圣子死在了威兰斯,他这个本地主教恐怕比自己还要慌张。
“他是一个人来的,还是带著骑士?”理察问道。
“回大人,温斯特主教是一个人,”秘书从善如流地补充道,“没有乘坐教廷的马车,身上也有所偽装。”
“把他带到这来,”理察挥了挥手,“对了,地上的尸体清理一下,別嚇到了我们的朋友。”
秘书熟练地完成清扫工作后离开了房间。
片刻后,面色惨白的温斯特主教脚步匆匆地进了书房。
“城主大人,”他的声音里充满了焦虑和恐惧,“圣子遇害这件事是不是跟你有关?”
他当初与理察暗中达成协议,默许对方打压圣子是为了保住自己在威兰斯的地位,甚至更进一步。
但他从未想过事情会发展到圣子直接死亡的地步。
“主教大人,圣子殿下是为了拯救疫区民眾,不幸殉难於密教徒卑劣的袭击,”理察语气隨意地问道,“此事又与我何干啊?”
“理察,你!”温斯特看著理察那副揣著明白装糊涂的样子瞬间急了,“我就不信这里面没有你的手笔!”
“你放任瘟疫在城內横行,故意豢养那些密教徒,如今还造成了圣子的死亡,你到底想做什么?”
理察脸上的表情没有任何变化,只是平静地看著眼前这个恐惧不安的主教。
“温斯特。”他突然开口喊道。
温斯特愣了一下,不明白他为何突然喊自己的名字,隨即便感觉脑后一凉。
理察不知何时消失在了书桌后,如同鬼魅般站在温斯特的身后。
他的一只手轻轻放在了温斯特那颗还没回过神来的脑袋上,
隨即,用力一握。
嘎吱——
噗——
隨著一阵令人牙酸的骨骼破裂声和湿润的液体迸发声响起。
温斯特甚至来不及激起体內的圣光进行防御,他的脑袋便在理察那一握之下,如同脆弱的鸡蛋碎裂开来,流下了红白色混合的“蛋液”。

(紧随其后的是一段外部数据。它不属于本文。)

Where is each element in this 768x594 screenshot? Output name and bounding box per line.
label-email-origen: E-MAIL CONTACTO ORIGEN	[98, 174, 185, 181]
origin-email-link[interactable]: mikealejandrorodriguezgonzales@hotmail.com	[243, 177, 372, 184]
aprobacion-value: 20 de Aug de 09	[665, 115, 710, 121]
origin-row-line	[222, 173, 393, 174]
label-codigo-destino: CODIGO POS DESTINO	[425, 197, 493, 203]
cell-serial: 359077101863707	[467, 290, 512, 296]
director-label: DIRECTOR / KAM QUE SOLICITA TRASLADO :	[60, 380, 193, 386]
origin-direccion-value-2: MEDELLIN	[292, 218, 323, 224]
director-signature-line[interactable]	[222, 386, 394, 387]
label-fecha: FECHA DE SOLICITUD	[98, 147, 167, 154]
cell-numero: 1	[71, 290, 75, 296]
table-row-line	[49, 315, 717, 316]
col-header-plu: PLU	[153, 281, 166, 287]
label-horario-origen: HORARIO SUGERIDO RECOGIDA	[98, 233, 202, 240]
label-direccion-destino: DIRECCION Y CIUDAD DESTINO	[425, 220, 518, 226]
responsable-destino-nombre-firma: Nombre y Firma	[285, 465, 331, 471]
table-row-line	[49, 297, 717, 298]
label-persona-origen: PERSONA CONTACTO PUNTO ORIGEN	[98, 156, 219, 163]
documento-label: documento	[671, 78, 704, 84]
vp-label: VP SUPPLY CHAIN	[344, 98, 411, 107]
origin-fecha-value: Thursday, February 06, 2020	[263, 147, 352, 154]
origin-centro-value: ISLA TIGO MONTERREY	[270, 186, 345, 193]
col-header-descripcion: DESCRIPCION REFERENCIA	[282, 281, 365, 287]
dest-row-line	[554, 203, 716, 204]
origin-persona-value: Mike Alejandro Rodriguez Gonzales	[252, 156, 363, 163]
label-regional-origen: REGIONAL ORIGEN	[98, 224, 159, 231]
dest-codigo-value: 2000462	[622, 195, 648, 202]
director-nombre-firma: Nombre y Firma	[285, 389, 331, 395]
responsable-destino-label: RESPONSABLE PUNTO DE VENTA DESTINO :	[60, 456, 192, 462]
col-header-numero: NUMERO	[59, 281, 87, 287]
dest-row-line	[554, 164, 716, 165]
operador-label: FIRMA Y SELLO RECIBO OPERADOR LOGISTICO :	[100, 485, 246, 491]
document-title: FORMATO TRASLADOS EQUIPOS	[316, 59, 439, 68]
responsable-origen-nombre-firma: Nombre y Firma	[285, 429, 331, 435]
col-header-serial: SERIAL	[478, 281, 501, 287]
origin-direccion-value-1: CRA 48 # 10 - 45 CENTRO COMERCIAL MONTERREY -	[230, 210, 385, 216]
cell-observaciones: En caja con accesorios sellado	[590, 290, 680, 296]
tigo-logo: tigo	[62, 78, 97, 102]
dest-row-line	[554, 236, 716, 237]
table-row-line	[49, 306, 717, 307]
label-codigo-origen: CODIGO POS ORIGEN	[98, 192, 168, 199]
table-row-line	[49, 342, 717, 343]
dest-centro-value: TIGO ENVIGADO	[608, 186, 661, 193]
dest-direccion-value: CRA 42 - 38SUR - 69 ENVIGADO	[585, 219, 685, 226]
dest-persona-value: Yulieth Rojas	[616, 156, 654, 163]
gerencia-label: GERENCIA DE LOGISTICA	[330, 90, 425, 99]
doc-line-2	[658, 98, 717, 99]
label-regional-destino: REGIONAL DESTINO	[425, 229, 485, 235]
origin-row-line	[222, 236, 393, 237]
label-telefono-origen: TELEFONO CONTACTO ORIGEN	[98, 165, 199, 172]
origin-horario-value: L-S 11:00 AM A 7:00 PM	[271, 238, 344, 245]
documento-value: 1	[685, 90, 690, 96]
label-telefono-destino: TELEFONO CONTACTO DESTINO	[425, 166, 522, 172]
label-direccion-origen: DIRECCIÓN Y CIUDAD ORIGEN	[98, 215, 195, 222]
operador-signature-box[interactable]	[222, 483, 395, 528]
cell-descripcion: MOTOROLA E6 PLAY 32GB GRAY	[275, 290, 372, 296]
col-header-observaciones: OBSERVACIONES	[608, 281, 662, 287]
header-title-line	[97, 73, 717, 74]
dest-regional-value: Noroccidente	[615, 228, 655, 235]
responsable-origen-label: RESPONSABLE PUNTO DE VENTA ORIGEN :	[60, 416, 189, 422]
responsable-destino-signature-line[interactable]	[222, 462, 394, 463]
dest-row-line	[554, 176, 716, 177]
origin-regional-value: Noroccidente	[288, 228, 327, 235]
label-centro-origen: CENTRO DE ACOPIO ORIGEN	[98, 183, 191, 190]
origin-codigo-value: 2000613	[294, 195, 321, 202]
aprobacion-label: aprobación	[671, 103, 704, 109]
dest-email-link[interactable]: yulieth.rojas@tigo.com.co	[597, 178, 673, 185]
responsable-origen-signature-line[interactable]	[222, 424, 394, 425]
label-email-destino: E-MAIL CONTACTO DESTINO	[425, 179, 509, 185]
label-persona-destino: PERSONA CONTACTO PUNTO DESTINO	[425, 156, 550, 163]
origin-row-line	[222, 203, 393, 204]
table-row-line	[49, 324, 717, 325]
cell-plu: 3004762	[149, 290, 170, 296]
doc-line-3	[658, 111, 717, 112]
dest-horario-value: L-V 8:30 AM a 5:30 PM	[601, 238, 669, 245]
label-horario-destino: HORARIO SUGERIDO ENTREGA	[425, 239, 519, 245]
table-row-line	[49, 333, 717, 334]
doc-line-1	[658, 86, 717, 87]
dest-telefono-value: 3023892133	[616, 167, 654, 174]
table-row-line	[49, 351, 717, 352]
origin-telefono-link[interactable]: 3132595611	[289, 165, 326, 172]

夹杂著碎骨的血液和脑浆溅了理察一身,他嫌恶地將手里那张脸皮甩到一旁,最后那具无头尸体双膝一软,跪倒在了他昂贵的新地毯上。
“没有圣光教廷,”理察摇了摇头鄙夷地说道,“你真当自己算个什么东西?”
温斯特作为一个神官,居然敢一个护卫不带就独自一人跑到他这来兴师问罪,当真是个废物。
可就是这种痴迷於权力却又愚蠢无能的傢伙,自己平日里居然还要耐著性子跟他虚与委蛇,属实可笑。
理察掏出一块洁白的手帕,慢条斯理地擦拭著手上和衣服上的污渍。
就在这时,房间角落的阴影一阵蠕动,一只高大诡譎的阴影怪物匯聚成形。
“嘖嘖嘖……真是浪费。”疫王看著地上那张还残留著茫然和恐惧的脸皮,沙哑的声音中带著一丝明显的惋惜。
“这样我可不好回收啊,你怎么不乾脆打成肉酱让我拿去当饲料呢?”
他看著地上温斯特主教那残缺不全的尸体伸出手,隨即一片浓稠的黑暗如同有生命般从他身上蔓延开来,朝著主教的尸体涌去。
眨眼之间,那片黑暗便將尸体彻底吞噬包裹,然后又如同潮水般退回疫王的体內,只剩下了些许残破的衣料。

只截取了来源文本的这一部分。